Within training-free editing, FreeAudio is adjacent but not equivalent to AudioEditor and FreeSonic. AudioEditor is a diffusion-inversion framework for addition, deletion, and replacement based on a pretrained TTA model, using Null-text Inversion, EOT-suppression, and attention loss to balance editability and preservation (Jia et al., 2024). FreeSonic, by contrast, is a training-free source-conditioned editor built on Rectified Flow-based TangoFlux, using attention-derived temporal masks, scheduled attention decoupling, and masked task-oriented noise injection for addition, removal, and replacement (Jiang et al., 13 Jun 2026). FreeAudio differs from both in that it addresses timestamped prompt planning and long-form synthesis rather than source-audio editing.
The paper also implies several limitations. First, the framework depends on the pretrained T2A backbone; if the base model renders an event poorly, inference-time control does not correct the underlying generative deficiency. Second, prompt decomposition quality depends on the LLM planner. Third, overlap is resolved by converting simultaneous events into a single local caption over a non-overlapping window, which simplifies genuinely polyphonic structure. Fourth, temporal precision remains bounded by latent temporal discretization, diffusion dynamics, and the sound event detector used for evaluation. Fifth, very long durations require more windows and segments, so planning complexity and generation cost increase with duration. Sixth, excessive Reference Guidance reduces local diversity. Finally, long-form evaluation is constrained by the fact that AudioCaps and MusicCaps captions correspond to 10-second clips, so the semantics of 26 s and 90 s generation are only indirectly supervised and evaluated (Jiang et al., 11 Jul 2025).

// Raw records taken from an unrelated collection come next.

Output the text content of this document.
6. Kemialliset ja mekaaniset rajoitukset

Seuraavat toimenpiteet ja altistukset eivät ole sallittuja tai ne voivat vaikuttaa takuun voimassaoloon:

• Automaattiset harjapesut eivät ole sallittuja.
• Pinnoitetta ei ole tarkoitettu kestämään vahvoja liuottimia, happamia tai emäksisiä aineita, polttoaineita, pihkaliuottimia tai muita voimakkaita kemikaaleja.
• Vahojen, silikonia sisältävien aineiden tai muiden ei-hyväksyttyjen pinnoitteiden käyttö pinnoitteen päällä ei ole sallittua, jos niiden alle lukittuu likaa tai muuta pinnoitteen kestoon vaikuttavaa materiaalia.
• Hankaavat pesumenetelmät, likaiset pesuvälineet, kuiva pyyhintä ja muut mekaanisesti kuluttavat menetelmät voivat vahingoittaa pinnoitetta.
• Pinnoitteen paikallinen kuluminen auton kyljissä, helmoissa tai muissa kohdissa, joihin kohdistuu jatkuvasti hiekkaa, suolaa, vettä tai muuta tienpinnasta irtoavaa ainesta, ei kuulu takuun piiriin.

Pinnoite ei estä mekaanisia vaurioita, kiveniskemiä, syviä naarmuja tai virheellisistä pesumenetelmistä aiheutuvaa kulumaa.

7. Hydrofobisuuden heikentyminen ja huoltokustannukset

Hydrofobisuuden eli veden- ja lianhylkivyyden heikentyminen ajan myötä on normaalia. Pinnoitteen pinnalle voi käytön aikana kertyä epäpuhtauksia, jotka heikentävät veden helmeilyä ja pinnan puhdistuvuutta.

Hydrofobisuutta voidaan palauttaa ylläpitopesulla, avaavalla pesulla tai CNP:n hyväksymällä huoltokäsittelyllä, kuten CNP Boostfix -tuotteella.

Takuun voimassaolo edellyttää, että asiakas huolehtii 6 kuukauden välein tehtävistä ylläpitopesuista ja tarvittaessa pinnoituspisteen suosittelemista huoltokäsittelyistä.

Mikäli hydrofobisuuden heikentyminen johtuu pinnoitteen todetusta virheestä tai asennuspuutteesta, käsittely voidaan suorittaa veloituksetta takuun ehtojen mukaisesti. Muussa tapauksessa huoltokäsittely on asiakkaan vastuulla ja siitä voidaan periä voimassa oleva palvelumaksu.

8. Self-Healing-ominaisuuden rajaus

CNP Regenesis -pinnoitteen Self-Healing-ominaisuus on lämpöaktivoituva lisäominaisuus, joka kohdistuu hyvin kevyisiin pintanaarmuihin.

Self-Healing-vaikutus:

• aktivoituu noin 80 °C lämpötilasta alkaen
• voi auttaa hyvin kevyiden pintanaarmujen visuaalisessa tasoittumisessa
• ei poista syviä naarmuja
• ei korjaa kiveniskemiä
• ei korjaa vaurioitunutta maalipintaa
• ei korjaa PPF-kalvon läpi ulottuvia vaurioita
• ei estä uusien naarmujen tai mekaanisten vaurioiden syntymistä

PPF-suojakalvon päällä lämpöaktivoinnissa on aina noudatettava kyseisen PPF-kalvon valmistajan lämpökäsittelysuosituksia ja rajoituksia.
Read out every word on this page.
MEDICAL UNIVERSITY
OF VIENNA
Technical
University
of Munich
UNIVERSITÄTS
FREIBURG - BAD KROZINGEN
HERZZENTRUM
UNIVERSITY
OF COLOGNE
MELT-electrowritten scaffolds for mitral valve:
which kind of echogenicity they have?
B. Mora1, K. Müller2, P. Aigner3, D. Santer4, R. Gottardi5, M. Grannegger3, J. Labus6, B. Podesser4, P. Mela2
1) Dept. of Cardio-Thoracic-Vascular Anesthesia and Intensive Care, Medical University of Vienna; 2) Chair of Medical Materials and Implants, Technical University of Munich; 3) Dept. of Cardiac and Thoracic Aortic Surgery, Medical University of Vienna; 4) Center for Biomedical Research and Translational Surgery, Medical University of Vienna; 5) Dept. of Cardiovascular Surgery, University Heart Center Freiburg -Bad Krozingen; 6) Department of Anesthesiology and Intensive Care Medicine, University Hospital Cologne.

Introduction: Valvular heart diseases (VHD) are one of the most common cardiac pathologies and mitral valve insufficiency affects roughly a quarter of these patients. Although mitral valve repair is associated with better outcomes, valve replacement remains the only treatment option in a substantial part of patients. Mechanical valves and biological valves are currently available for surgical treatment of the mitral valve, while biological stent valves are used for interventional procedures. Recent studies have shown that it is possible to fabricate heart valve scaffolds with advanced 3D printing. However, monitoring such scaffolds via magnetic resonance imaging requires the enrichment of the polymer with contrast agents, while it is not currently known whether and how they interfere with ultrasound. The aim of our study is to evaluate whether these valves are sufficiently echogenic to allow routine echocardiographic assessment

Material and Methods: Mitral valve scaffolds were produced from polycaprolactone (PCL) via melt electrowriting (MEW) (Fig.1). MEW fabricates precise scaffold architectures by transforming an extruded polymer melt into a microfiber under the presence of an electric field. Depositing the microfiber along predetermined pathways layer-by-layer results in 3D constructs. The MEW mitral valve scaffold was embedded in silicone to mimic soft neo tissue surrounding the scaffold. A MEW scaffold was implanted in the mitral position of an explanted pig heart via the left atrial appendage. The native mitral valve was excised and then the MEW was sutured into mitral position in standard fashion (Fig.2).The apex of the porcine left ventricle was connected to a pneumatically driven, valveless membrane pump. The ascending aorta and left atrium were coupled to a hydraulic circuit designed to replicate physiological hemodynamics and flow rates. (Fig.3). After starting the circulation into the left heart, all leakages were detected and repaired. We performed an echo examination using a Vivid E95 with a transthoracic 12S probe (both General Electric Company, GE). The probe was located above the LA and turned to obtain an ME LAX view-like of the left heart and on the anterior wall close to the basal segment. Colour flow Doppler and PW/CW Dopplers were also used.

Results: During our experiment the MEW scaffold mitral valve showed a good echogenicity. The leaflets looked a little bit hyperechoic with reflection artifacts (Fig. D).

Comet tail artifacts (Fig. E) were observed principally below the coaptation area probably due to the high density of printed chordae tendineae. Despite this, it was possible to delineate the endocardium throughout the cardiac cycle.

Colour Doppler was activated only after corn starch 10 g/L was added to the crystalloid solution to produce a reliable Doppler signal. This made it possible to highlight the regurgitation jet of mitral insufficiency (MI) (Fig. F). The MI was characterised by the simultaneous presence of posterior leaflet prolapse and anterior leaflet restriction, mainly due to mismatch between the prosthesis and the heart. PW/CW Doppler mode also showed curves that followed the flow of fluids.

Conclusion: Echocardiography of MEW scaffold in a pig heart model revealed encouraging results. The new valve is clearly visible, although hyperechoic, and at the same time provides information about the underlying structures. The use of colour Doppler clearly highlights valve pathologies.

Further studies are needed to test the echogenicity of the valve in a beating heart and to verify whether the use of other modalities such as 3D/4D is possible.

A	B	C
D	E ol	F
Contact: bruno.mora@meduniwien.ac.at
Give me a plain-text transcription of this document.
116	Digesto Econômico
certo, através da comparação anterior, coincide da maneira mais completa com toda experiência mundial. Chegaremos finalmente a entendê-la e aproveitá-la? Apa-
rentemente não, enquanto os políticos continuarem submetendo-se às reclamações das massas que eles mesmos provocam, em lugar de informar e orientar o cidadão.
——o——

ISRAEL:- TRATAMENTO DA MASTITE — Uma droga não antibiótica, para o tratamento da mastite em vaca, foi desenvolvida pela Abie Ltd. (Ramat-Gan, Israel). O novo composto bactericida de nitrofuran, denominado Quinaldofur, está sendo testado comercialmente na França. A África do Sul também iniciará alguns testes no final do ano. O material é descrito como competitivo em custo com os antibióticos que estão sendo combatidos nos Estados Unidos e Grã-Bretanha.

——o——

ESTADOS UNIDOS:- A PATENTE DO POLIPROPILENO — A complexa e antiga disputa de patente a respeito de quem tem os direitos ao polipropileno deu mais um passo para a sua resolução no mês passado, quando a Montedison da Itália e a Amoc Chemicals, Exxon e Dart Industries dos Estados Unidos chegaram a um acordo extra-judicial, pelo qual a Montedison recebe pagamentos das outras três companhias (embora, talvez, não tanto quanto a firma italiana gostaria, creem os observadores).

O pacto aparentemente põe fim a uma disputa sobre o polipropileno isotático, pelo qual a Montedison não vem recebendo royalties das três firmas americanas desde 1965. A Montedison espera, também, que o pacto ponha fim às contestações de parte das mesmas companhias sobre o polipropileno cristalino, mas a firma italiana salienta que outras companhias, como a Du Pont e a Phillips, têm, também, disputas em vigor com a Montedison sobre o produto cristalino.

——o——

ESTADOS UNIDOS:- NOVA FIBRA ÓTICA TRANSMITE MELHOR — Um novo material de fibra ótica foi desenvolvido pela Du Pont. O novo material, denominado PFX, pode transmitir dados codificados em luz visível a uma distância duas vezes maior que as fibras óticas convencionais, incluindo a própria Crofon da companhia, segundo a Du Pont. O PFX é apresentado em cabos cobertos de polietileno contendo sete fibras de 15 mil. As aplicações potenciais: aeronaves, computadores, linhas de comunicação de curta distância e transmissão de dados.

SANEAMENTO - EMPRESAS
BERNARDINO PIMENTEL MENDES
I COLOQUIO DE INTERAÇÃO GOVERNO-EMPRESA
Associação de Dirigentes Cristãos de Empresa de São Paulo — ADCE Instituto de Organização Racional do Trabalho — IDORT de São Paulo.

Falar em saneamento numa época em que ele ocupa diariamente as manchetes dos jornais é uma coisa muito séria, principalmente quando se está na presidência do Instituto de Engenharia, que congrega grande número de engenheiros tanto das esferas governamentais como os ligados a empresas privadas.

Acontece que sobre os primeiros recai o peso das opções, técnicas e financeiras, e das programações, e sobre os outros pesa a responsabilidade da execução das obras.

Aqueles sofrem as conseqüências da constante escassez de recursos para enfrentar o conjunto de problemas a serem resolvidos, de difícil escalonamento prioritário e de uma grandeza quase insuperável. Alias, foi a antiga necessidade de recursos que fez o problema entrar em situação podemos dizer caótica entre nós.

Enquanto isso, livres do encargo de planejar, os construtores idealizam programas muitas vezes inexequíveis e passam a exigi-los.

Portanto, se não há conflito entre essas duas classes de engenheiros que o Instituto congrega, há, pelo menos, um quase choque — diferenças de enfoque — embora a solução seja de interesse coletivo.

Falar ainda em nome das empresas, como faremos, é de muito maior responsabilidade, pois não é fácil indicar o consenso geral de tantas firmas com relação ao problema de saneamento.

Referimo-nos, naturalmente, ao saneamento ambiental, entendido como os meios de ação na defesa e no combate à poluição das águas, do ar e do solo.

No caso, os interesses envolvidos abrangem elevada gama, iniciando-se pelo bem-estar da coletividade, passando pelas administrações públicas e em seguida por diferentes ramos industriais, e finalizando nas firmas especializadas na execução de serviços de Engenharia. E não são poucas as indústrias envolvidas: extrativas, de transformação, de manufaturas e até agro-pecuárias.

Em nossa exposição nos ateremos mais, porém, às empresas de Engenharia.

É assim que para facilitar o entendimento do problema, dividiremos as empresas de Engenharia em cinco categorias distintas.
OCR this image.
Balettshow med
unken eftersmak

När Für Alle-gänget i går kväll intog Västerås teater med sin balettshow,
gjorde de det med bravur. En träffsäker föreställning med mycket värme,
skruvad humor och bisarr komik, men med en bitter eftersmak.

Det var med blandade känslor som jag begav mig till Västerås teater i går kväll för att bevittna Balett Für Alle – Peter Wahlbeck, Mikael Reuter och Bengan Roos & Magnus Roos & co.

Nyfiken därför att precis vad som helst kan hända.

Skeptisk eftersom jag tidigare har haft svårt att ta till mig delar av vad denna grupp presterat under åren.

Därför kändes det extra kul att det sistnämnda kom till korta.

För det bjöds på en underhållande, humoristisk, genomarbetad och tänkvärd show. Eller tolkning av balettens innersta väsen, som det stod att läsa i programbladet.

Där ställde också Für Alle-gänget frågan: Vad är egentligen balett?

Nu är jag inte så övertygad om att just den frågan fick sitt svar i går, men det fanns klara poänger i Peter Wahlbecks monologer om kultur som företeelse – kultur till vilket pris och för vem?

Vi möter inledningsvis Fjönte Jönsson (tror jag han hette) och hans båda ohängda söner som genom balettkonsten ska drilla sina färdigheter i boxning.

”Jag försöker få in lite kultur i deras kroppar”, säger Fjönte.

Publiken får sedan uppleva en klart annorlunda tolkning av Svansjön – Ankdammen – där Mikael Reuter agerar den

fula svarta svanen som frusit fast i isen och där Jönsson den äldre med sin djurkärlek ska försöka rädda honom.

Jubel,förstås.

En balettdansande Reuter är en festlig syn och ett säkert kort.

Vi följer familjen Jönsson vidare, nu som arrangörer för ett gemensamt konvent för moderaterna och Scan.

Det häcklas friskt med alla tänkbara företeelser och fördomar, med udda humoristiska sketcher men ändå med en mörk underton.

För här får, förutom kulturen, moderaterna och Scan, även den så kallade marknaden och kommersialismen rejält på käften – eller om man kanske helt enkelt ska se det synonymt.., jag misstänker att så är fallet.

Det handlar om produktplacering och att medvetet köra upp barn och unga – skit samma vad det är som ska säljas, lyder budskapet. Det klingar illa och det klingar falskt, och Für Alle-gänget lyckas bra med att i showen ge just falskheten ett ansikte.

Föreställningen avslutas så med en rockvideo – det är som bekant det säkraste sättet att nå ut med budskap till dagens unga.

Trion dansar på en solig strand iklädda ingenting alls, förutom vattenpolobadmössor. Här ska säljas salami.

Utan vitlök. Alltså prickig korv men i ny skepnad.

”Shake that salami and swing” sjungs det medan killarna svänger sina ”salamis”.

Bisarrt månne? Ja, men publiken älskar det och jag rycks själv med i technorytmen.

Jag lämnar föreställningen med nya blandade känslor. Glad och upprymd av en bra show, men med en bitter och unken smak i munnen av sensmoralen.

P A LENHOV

Taken together, these properties make FreeAudio important less as a universal audio foundation model than as a methodological demonstration that fine-grained temporal control and long-horizon synthesis can be added to an open pretrained T2A backbone without retraining. In that respect, it complements semantic-space generation approaches such as SemanticAudio, which emphasize semantic planning and training-free text-guided editing in semantic space but are trained on AudioCaps and short 10-second clips, and it complements open long-context audiovisual generation work such as LD-LAudio-V1, which extends short-form video-to-audio generation to long-form synthesis through dual lightweight adapters rather than training-free attention control (Dai et al., 29 Jan 2026, Zhang et al., 14 Aug 2025).